De acuerdo con testigos, la unidad se deslizó sin frenos por la pendiente mojada, arrollando todo a su paso: postes, estructuras, una camioneta estacionada y finalmente el muro de una vivienda, donde terminó impactado. Cientos de botellas explotaron durante el trayecto, creando una escena tan ruidosa como caótica.
Un video que circula en redes sociales muestra el momento en que el vehículo avanza sin control hasta estrellarse contra la banqueta, abriendo un boquete en la casa afectada. Elementos de la policía y Protección Civil acudieron de inmediato al lugar.
El alcalde Javier López Casarín informó que se brindó atención a cuatro personas: tres mujeres de 85, 78 y 35 años, además de un hombre de 25 años que presentó lesiones por golpes. Afortunadamente, todos fueron reportados con heridas leves. Protección Civil determinó que, pese al impacto, la estructura de la vivienda de dos niveles no quedó comprometida, por lo que no fue necesario desalojar a los habitantes.

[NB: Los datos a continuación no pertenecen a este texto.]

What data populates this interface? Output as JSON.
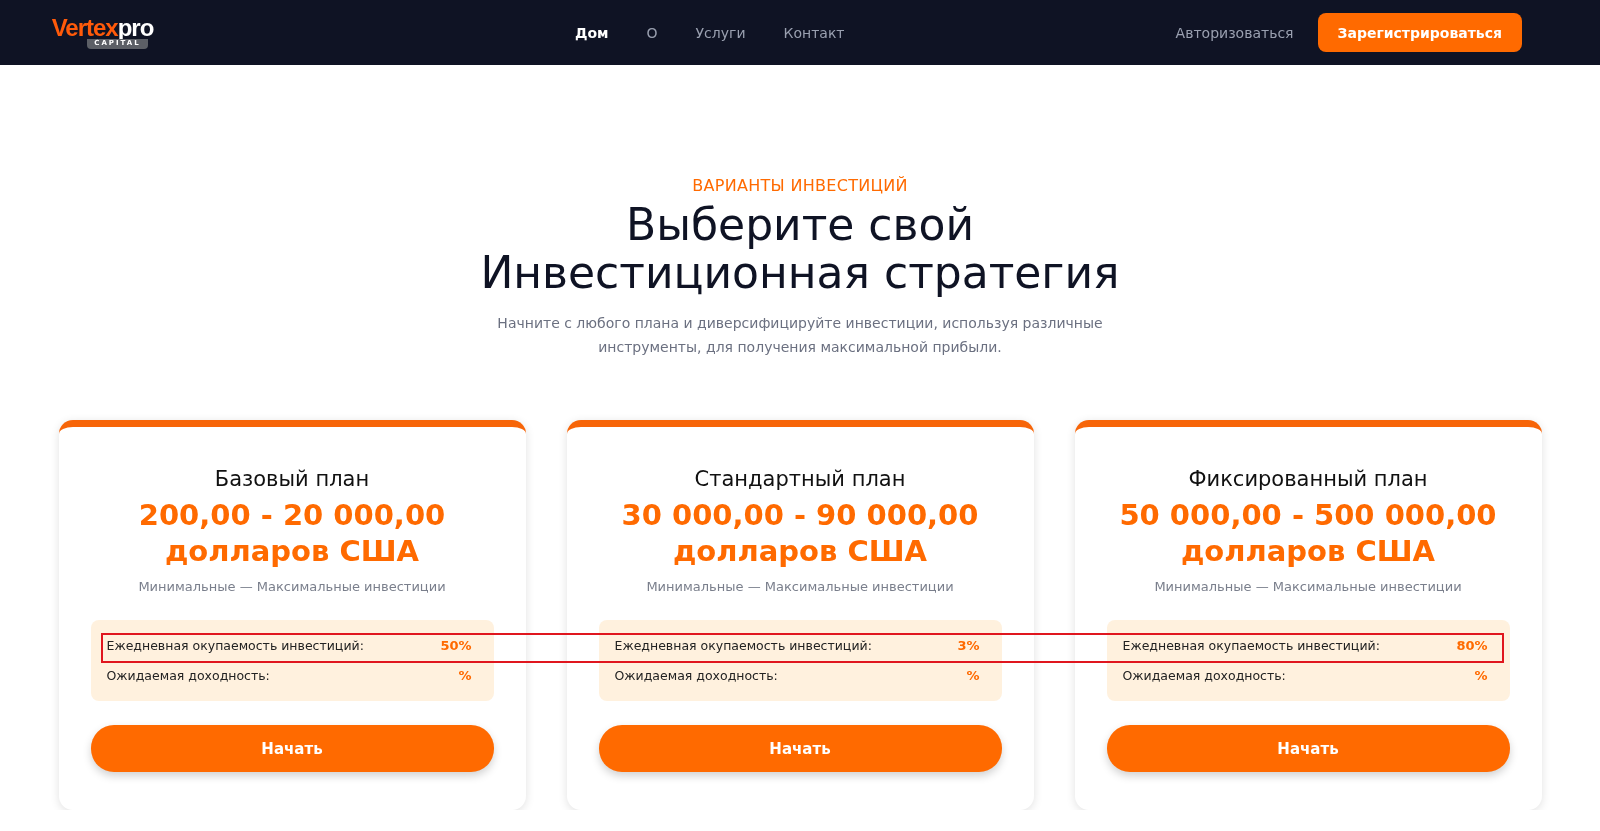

La “bajada del diablo” —también conocida por vecinos como “la montaña rusa”— es un punto recurrente de accidentes, sin importar si el pavimento está seco o mojado. Habitantes de la zona han insistido por años en la necesidad de rediseñar o asegurar este tramo, pero hasta ahora no ha habido acciones concretas.
Este hecho se suma a otro incidente reciente relacionado con la misma empresa refresquera: en septiembre, un camión de Jarritos fue “tragado” por un socavón en Iztapalapa, lo que ha despertado entre vecinos bromas sobre una supuesta “maldición” alrededor de estas unidades.
En el accidente de Álvaro Obregón, tanto el conductor como los vecinos afectados presentaron únicamente golpes leves. Sin embargo, los daños materiales y la historia de peligrosidad del tramo vuelven a abrir el debate sobre la urgente intervención en esta conflictiva pendiente.